The 2011 Elantra sedan, which goes on sale early next year, will deliver 40 miles per gallon in highway driving and 29 mpg in the city, John Krafcik, Seoul-based Hyundai’s U.S. chief executive officer, told reporters yesterday at the Los Angeles Auto Show. That would be the best fuel-economy in the segment, topping Toyota’s Corolla, Honda’s Civic, Nissan Motor Co.’s Sentra and Ford Motor Co.’s new Focus small car, Hyundai said.

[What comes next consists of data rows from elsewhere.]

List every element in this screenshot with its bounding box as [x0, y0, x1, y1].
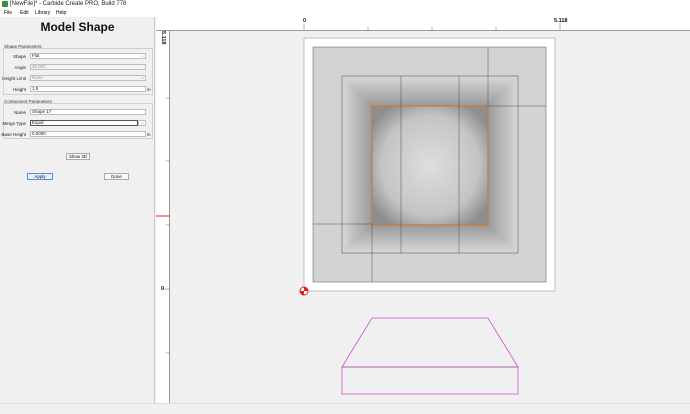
- shape-label: Shape: [12, 54, 26, 59]
- ruler-top-zero: 0: [303, 18, 307, 24]
- chevron-down-icon: ⌵: [140, 120, 144, 125]
- chevron-down-icon: ⌵: [140, 53, 144, 58]
- title-bar: [NewFile]* - Carbide Create PRO, Build 7…: [0, 0, 690, 9]
- merge-type-dropdown[interactable]: ⌵: [138, 120, 146, 126]
- menu-bar: File Edit Library Help: [0, 9, 690, 17]
- ruler-left-max: 5.118: [160, 31, 166, 45]
- shape-select[interactable]: Flat ⌵: [30, 53, 146, 59]
- flat-top: [372, 106, 488, 225]
- origin-marker: [299, 286, 309, 296]
- app-logo-icon: [2, 1, 8, 7]
- height-label: Height: [12, 87, 26, 92]
- status-bar: [0, 403, 690, 414]
- height-limit-label: Height Limit: [2, 76, 26, 81]
- menu-help[interactable]: Help: [56, 9, 66, 17]
- height-field[interactable]: 1.5: [30, 86, 146, 92]
- design-canvas[interactable]: [171, 32, 690, 403]
- chevron-down-icon: ⌵: [140, 75, 144, 80]
- height-unit: in: [147, 87, 151, 92]
- profile-preview: [341, 317, 519, 395]
- base-height-field[interactable]: 0.0000: [30, 131, 146, 137]
- merge-type-select[interactable]: Equal: [30, 120, 138, 126]
- model-shape-panel: Model Shape Shape Parameters Shape Flat …: [0, 17, 155, 403]
- show-3d-button[interactable]: Show 3D: [66, 153, 90, 160]
- angle-label: Angle: [14, 65, 26, 70]
- menu-library[interactable]: Library: [35, 9, 50, 17]
- horizontal-ruler: 0 5.118: [156, 17, 690, 31]
- slope-left: [342, 76, 372, 253]
- slope-right: [488, 76, 518, 253]
- vertical-ruler: 5.118 0: [156, 31, 170, 403]
- panel-title: Model Shape: [40, 20, 115, 34]
- ruler-top-max: 5.118: [554, 18, 568, 24]
- menu-edit[interactable]: Edit: [20, 9, 29, 17]
- base-height-label: Base Height: [1, 132, 26, 137]
- angle-field[interactable]: 45.000: [30, 64, 146, 70]
- canvas-drawing[interactable]: [171, 32, 690, 403]
- window-title: [NewFile]* - Carbide Create PRO, Build 7…: [10, 1, 127, 7]
- done-button[interactable]: Done: [104, 173, 129, 180]
- merge-type-label: Merge Type: [2, 121, 26, 126]
- name-label: Name: [13, 110, 26, 115]
- slope-top: [342, 76, 518, 106]
- menu-file[interactable]: File: [4, 9, 12, 17]
- name-field[interactable]: Shape 17: [30, 109, 146, 115]
- base-height-unit: in: [147, 132, 151, 137]
- slope-bottom: [342, 225, 518, 253]
- height-limit-select[interactable]: None ⌵: [30, 75, 146, 81]
- ruler-left-zero: 0: [161, 286, 165, 292]
- apply-button[interactable]: Apply: [27, 173, 53, 180]
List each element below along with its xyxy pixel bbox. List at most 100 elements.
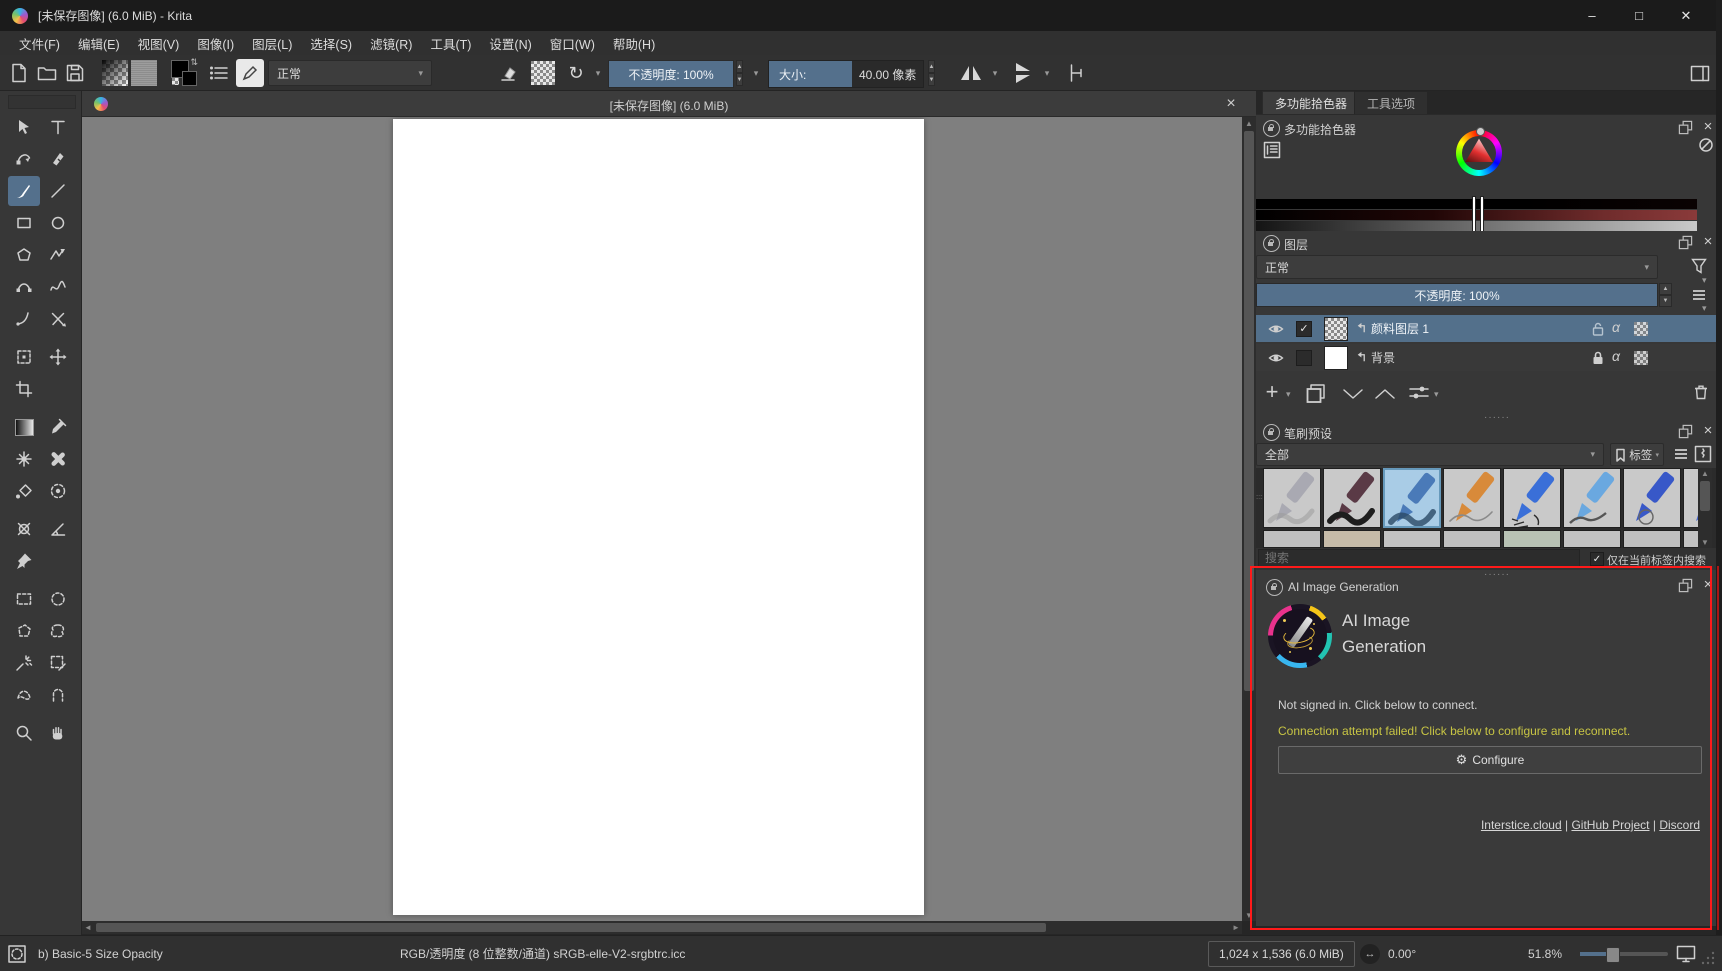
brush-preset[interactable] <box>1323 468 1381 528</box>
canvas-close-icon[interactable]: × <box>1220 93 1242 115</box>
layer-row-paint-layer[interactable]: ✓ 颜料图层 1 α <box>1256 315 1716 342</box>
chevron-down-icon[interactable]: ▾ <box>1434 389 1439 400</box>
layer-visible-icon[interactable] <box>1268 321 1284 337</box>
lock-docker-icon[interactable] <box>1266 579 1283 596</box>
tool-contiguous-select[interactable] <box>8 648 40 678</box>
tool-edit-shapes[interactable] <box>8 143 40 173</box>
tool-text[interactable] <box>42 112 74 142</box>
float-docker-icon[interactable] <box>1678 578 1693 593</box>
tool-ellipse-select[interactable] <box>42 584 74 614</box>
menu-tools[interactable]: 工具(T) <box>421 31 480 55</box>
close-docker-icon[interactable]: × <box>1699 232 1717 250</box>
preserve-alpha-icon[interactable] <box>531 61 555 85</box>
size-spinner[interactable]: ▲▼ <box>925 60 938 86</box>
layer-alpha-icon[interactable]: α <box>1612 348 1620 364</box>
layer-row-background[interactable]: 背景 α <box>1256 344 1716 371</box>
colorspace-info[interactable]: RGB/透明度 (8 位整数/通道) sRGB-elle-V2-srgbtrc.… <box>400 945 685 962</box>
scroll-up-icon[interactable]: ▲ <box>1698 468 1712 479</box>
tool-dynamic-brush[interactable] <box>8 304 40 334</box>
canvas-subwindow-titlebar[interactable]: [未保存图像] (6.0 MiB) × <box>82 91 1256 117</box>
preset-grid-scrollbar[interactable]: ▲ ▼ <box>1698 468 1712 548</box>
color-strip-2[interactable] <box>1256 210 1697 220</box>
search-input[interactable] <box>1258 549 1580 567</box>
tool-freehand-brush[interactable] <box>8 176 40 206</box>
layer-opacity-spinner[interactable]: ▲▼ <box>1659 283 1672 307</box>
brush-filter-dropdown[interactable]: 全部▾ <box>1256 443 1604 466</box>
tool-calligraphy[interactable] <box>42 143 74 173</box>
mirror-vertical-icon[interactable] <box>1008 59 1038 87</box>
tool-enclose-and-fill[interactable] <box>42 476 74 506</box>
reload-preset-icon[interactable]: ↻ <box>563 59 589 87</box>
tool-color-sampler[interactable] <box>42 412 74 442</box>
gradient-chooser[interactable] <box>102 60 128 86</box>
strip-handle[interactable] <box>1481 197 1483 233</box>
tool-ellipse[interactable] <box>42 208 74 238</box>
scroll-down-icon[interactable]: ▼ <box>1242 909 1256 921</box>
hscroll-thumb[interactable] <box>96 923 1046 932</box>
canvas-viewport[interactable] <box>82 117 1242 921</box>
tool-similar-color-select[interactable] <box>42 648 74 678</box>
menu-settings[interactable]: 设置(N) <box>480 31 540 55</box>
tool-move[interactable] <box>42 342 74 372</box>
maximize-button[interactable]: □ <box>1617 0 1661 31</box>
selection-mode-icon[interactable] <box>8 945 26 963</box>
canvas-hscrollbar[interactable]: ◄ ► <box>82 921 1242 934</box>
lock-docker-icon[interactable] <box>1263 120 1280 137</box>
float-docker-icon[interactable] <box>1678 235 1693 250</box>
tool-transform[interactable] <box>8 342 40 372</box>
link-interstice-cloud[interactable]: Interstice.cloud <box>1481 818 1562 832</box>
tool-reference-images[interactable] <box>8 546 40 576</box>
tool-smart-patch[interactable] <box>42 444 74 474</box>
workspace-chooser-icon[interactable] <box>1686 59 1714 87</box>
canvas-page[interactable] <box>393 119 924 915</box>
tool-pan[interactable] <box>42 718 74 748</box>
layer-thumbnail[interactable] <box>1324 346 1348 370</box>
brush-preset-partial[interactable] <box>1563 530 1621 548</box>
lock-docker-icon[interactable] <box>1263 424 1280 441</box>
layer-inherit-alpha-icon[interactable] <box>1634 351 1648 365</box>
scroll-up-icon[interactable]: ▲ <box>1242 117 1256 129</box>
tool-polygon-select[interactable] <box>8 616 40 646</box>
edit-brush-settings-icon[interactable] <box>236 59 264 87</box>
menu-view[interactable]: 视图(V) <box>129 31 189 55</box>
layer-visible-icon[interactable] <box>1268 350 1284 366</box>
brush-preset[interactable] <box>1503 468 1561 528</box>
menu-file[interactable]: 文件(F) <box>10 31 69 55</box>
brush-option-list-icon[interactable] <box>206 59 232 87</box>
pattern-chooser[interactable] <box>131 60 157 86</box>
tool-gradient[interactable] <box>8 412 40 442</box>
chevron-down-icon[interactable]: ▾ <box>749 59 763 87</box>
scroll-right-icon[interactable]: ► <box>1230 921 1242 934</box>
splitter-handle[interactable] <box>1484 566 1510 580</box>
tool-line[interactable] <box>42 176 74 206</box>
layer-locked-icon[interactable] <box>1590 350 1606 366</box>
move-layer-down-button[interactable] <box>1342 387 1364 401</box>
chevron-down-icon[interactable]: ▾ <box>591 59 605 87</box>
menu-help[interactable]: 帮助(H) <box>604 31 664 55</box>
configure-button[interactable]: ⚙ Configure <box>1278 746 1702 774</box>
presets-menu-icon[interactable] <box>1672 445 1690 463</box>
search-in-tag-checkbox[interactable]: ✓ <box>1590 552 1604 566</box>
delete-layer-button[interactable] <box>1692 383 1710 401</box>
layer-inherit-alpha-icon[interactable] <box>1634 322 1648 336</box>
selector-settings-icon[interactable] <box>1263 141 1281 159</box>
chevron-down-icon[interactable]: ▾ <box>989 59 1001 87</box>
image-dimensions[interactable]: 1,024 x 1,536 (6.0 MiB) <box>1208 941 1355 967</box>
no-color-icon[interactable] <box>1698 137 1714 153</box>
brush-preset-partial[interactable] <box>1623 530 1681 548</box>
tool-measure[interactable] <box>42 514 74 544</box>
monitor-zoom-icon[interactable] <box>1676 945 1696 963</box>
vscroll-thumb[interactable] <box>1244 131 1254 691</box>
tool-multibrush[interactable] <box>42 304 74 334</box>
brush-preset[interactable] <box>1563 468 1621 528</box>
layer-opacity-slider[interactable]: 不透明度: 100% <box>1256 283 1658 307</box>
add-layer-button[interactable]: + <box>1260 379 1284 405</box>
layer-blend-mode-dropdown[interactable]: 正常▾ <box>1256 255 1658 279</box>
tool-select-shapes[interactable] <box>8 112 40 142</box>
chevron-down-icon[interactable]: ▾ <box>1041 59 1053 87</box>
rotation-value[interactable]: 0.00° <box>1388 947 1416 961</box>
menu-image[interactable]: 图像(I) <box>188 31 243 55</box>
eraser-mode-icon[interactable] <box>494 59 522 87</box>
tab-tool-options[interactable]: 工具选项 <box>1354 91 1428 114</box>
menu-edit[interactable]: 编辑(E) <box>69 31 129 55</box>
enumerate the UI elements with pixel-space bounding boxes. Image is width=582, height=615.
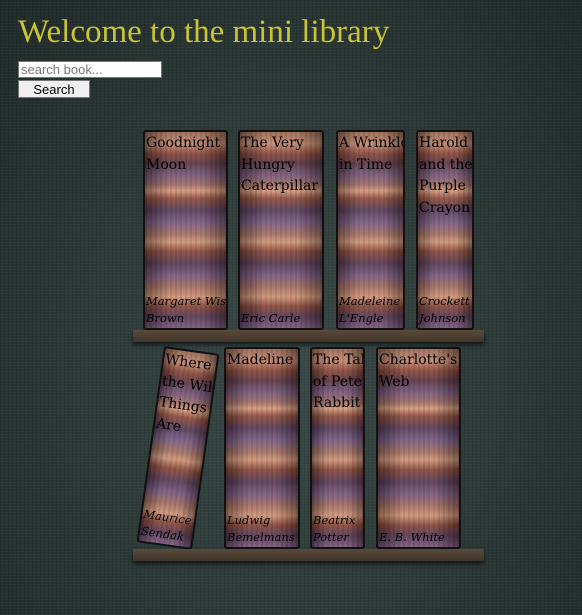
book-harold-and-the-purple-crayon[interactable]: Harold and the Purple Crayon Crockett Jo…	[416, 130, 474, 330]
book-author: Madeleine L'Engle	[339, 294, 401, 325]
search-button[interactable]: Search	[18, 80, 90, 98]
book-a-wrinkle-in-time[interactable]: A Wrinkle in Time Madeleine L'Engle	[336, 130, 405, 330]
book-author: Ludwig Bemelmans	[227, 513, 295, 544]
book-title: The Very Hungry Caterpillar	[241, 135, 319, 194]
book-author: Margaret Wise Brown	[146, 294, 228, 325]
book-author: Maurice Sendak	[140, 506, 193, 544]
book-author: Beatrix Potter	[313, 513, 356, 544]
book-title: Where the Wild Things Are	[155, 351, 220, 435]
page-title: Welcome to the mini library	[18, 14, 390, 50]
book-goodnight-moon[interactable]: Goodnight Moon Margaret Wise Brown	[143, 130, 228, 330]
book-the-very-hungry-caterpillar[interactable]: The Very Hungry Caterpillar Eric Carle	[238, 130, 324, 330]
book-title: Goodnight Moon	[146, 135, 221, 173]
book-the-tale-of-peter-rabbit[interactable]: The Tale of Peter Rabbit Beatrix Potter	[310, 347, 365, 549]
book-author: Eric Carle	[241, 311, 301, 325]
book-title: Charlotte's Web	[379, 352, 458, 390]
book-charlottes-web[interactable]: Charlotte's Web E. B. White	[376, 347, 461, 549]
book-madeline[interactable]: Madeline Ludwig Bemelmans	[224, 347, 300, 549]
shelf-top	[133, 330, 484, 342]
search-input[interactable]	[18, 61, 162, 78]
book-title: Madeline	[227, 352, 294, 368]
book-title: Harold and the Purple Crayon	[419, 135, 473, 216]
book-author: E. B. White	[379, 530, 445, 544]
book-author: Crockett Johnson	[419, 294, 470, 325]
shelf-bottom	[133, 549, 484, 561]
book-where-the-wild-things-are[interactable]: Where the Wild Things Are Maurice Sendak	[136, 346, 220, 550]
book-title: The Tale of Peter Rabbit	[313, 352, 365, 411]
book-title: A Wrinkle in Time	[339, 135, 405, 173]
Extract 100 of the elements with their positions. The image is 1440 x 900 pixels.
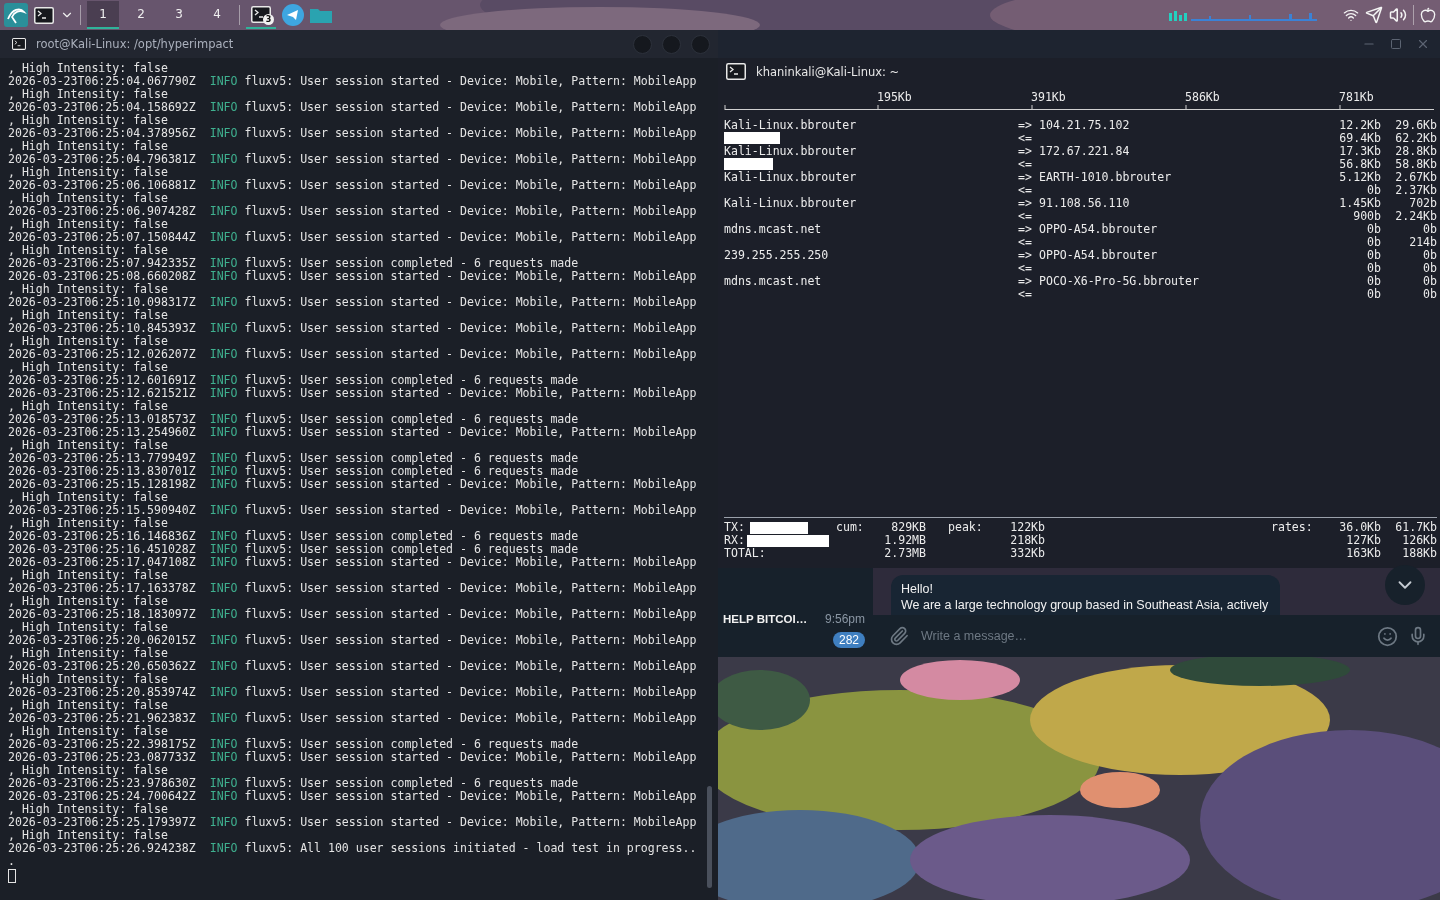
log-level: INFO	[209, 751, 238, 764]
log-timestamp: 2026-03-23T06:25:12.621521Z	[8, 387, 196, 400]
log-timestamp: 2026-03-23T06:25:12.026207Z	[8, 348, 196, 361]
terminal-icon	[12, 38, 26, 50]
log-level: INFO	[209, 556, 238, 569]
rate-value: 36.0Kb	[1338, 521, 1381, 534]
log-text: , High Intensity: false	[8, 764, 168, 777]
log-timestamp: 2026-03-23T06:25:18.183097Z	[8, 608, 196, 621]
rate-value: 0b	[1366, 262, 1381, 275]
window-title: khaninkali@Kali-Linux: ~	[756, 64, 900, 79]
logo-icon[interactable]	[4, 3, 28, 27]
log-level: INFO	[209, 153, 238, 166]
log-message: fluxv5: User session started - Device: Mobile, Pattern: MobileApp	[244, 205, 697, 218]
volume-icon[interactable]	[1389, 6, 1407, 24]
log-level: INFO	[209, 374, 238, 387]
log-message: fluxv5: User session started - Device: Mobile, Pattern: MobileApp	[244, 296, 697, 309]
log-message: fluxv5: User session completed - 6 requests made	[244, 413, 579, 426]
log-message: fluxv5: User session completed - 6 requests made	[244, 543, 579, 556]
folder-icon[interactable]	[310, 7, 332, 23]
total-label: TOTAL:	[724, 547, 766, 560]
wifi-icon[interactable]	[1343, 7, 1359, 23]
rate-value: 17.3Kb	[1338, 145, 1381, 158]
log-message: fluxv5: User session started - Device: Mobile, Pattern: MobileApp	[244, 790, 697, 803]
log-timestamp: 2026-03-23T06:25:20.853974Z	[8, 686, 196, 699]
rate-value: 188Kb	[1401, 547, 1437, 560]
log-text: , High Intensity: false	[8, 335, 168, 348]
message-text: Hello!	[901, 581, 934, 597]
scrollbar-thumb[interactable]	[707, 786, 712, 888]
direction-arrow: <=	[1018, 184, 1033, 197]
message-composer[interactable]: Write a message…	[873, 615, 1440, 657]
maximize-icon[interactable]	[1390, 38, 1402, 50]
log-timestamp: 2026-03-23T06:25:23.978630Z	[8, 777, 196, 790]
rate-value: 2.67Kb	[1394, 171, 1437, 184]
close-icon[interactable]	[1416, 37, 1430, 51]
log-message: fluxv5: User session completed - 6 requests made	[244, 738, 579, 751]
log-level: INFO	[209, 322, 238, 335]
microphone-icon[interactable]	[1408, 626, 1428, 646]
log-text: , High Intensity: false	[8, 88, 168, 101]
log-text: , High Intensity: false	[8, 62, 168, 75]
log-timestamp: 2026-03-23T06:25:17.163378Z	[8, 582, 196, 595]
log-timestamp: 2026-03-23T06:25:06.907428Z	[8, 205, 196, 218]
log-message: fluxv5: User session started - Device: Mobile, Pattern: MobileApp	[244, 712, 697, 725]
rate-value: 0b	[1422, 249, 1437, 262]
log-timestamp: 2026-03-23T06:25:17.047108Z	[8, 556, 196, 569]
log-timestamp: 2026-03-23T06:25:22.398175Z	[8, 738, 196, 751]
host-name: Kali-Linux.bbrouter	[724, 119, 858, 132]
log-message: fluxv5: User session started - Device: Mobile, Pattern: MobileApp	[244, 582, 697, 595]
log-message: fluxv5: User session completed - 6 requests made	[244, 452, 579, 465]
log-text: .	[8, 855, 15, 868]
log-message: fluxv5: User session started - Device: Mobile, Pattern: MobileApp	[244, 270, 697, 283]
rate-value: 62.2Kb	[1394, 132, 1437, 145]
apple-icon[interactable]	[1420, 7, 1436, 23]
workspace-button[interactable]: 3	[163, 1, 195, 29]
log-level: INFO	[209, 790, 238, 803]
workspace-button[interactable]: 4	[201, 1, 233, 29]
rate-value: 0b	[1366, 184, 1381, 197]
paper-plane-icon[interactable]	[1365, 6, 1383, 24]
log-text: , High Intensity: false	[8, 725, 168, 738]
chat-list-item[interactable]: HELP BITCOI… 9:56pm 282	[718, 568, 873, 657]
terminal-app-button[interactable]: 3	[246, 1, 276, 29]
log-text: , High Intensity: false	[8, 829, 168, 842]
log-message: fluxv5: User session started - Device: Mobile, Pattern: MobileApp	[244, 751, 697, 764]
attach-icon[interactable]	[889, 626, 909, 646]
message-input[interactable]: Write a message…	[919, 628, 1367, 644]
log-level: INFO	[209, 738, 238, 751]
terminal-icon	[251, 5, 271, 23]
paper-plane-icon[interactable]	[282, 4, 304, 26]
host-name: EARTH-1010.bbrouter	[1039, 171, 1173, 184]
rate-value: 2.37Kb	[1394, 184, 1437, 197]
peak-value: 332Kb	[1009, 547, 1045, 560]
log-level: INFO	[209, 179, 238, 192]
log-text: , High Intensity: false	[8, 166, 168, 179]
log-text: , High Intensity: false	[8, 361, 168, 374]
workspace-button[interactable]: 2	[125, 1, 157, 29]
log-timestamp: 2026-03-23T06:25:04.796381Z	[8, 153, 196, 166]
rate-value: 214b	[1408, 236, 1437, 249]
unread-badge: 282	[832, 632, 865, 648]
rate-value: 69.4Kb	[1338, 132, 1381, 145]
log-timestamp: 2026-03-23T06:25:24.700642Z	[8, 790, 196, 803]
workspace-button[interactable]: 1	[87, 1, 119, 29]
rate-value: 1.45Kb	[1338, 197, 1381, 210]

U.S. sales for South Korea’s largest automaker have risen 21 percent this year, aided by a 64 percent jump in sales of the midsize Sonata. Deliveries of Toyota’s Camry, the top-selling passenger car, have dropped 6.3 percent and the Honda Accord has fallen 3.4 percent.
Hyundai’s strategy of enhanced designs, higher fuel efficiency and often lower prices than competitors has helped the company’s U.S. sales this year top its previous record of 467,009, Krafcik told reporters yesterday in Los Angeles.
“Elantra’s styling will set it apart and the public is ready for something more interesting and dynamic than yesterday’s plain old vanilla,” said George Kang, an analyst for industry researcher Edmunds.com. “I think the public is more trusting of Hyundai now and will embrace the fact that its styling is cutting-edge.”
Hyundai fell 0.3 percent in Seoul to 188,500 won as of 9:53 a.m. The stock has gained 56 percent in 2010.
Pricing for the Elantra with a 1.8-liter engine and six-speed transmission ranges from $15,550 and tops out at $22,700 for Limited Premium model. With the Elantra and new Sonata hybrid due next year, Hyundai may lead the industry in 2011 in sales of vehicles that get at least 40 miles per gallon, Krafcik said.
“It really is our desire to set the trajectory for fuel economy improvement in the industry,” Krafcik said in Los Angeles. Hyundai this year said it planned to boost the efficiency of its fleet to an average of 50 mpg by 2025. That will happen mainly with improved gasoline engines, rather than with heavy reliance on electric-drive systems, he said.
Krafcik declined to give a sales goal for the new Elantra, saying the only target is to outsell the previous generation. U.S. sales of the car peaked in 2003 at 120,858 units, while Hyundai sold 110,519 Elantras in the first 10 months of 2010.
Hyundai’s U.S. sales unit is based in Fountain Valley, California.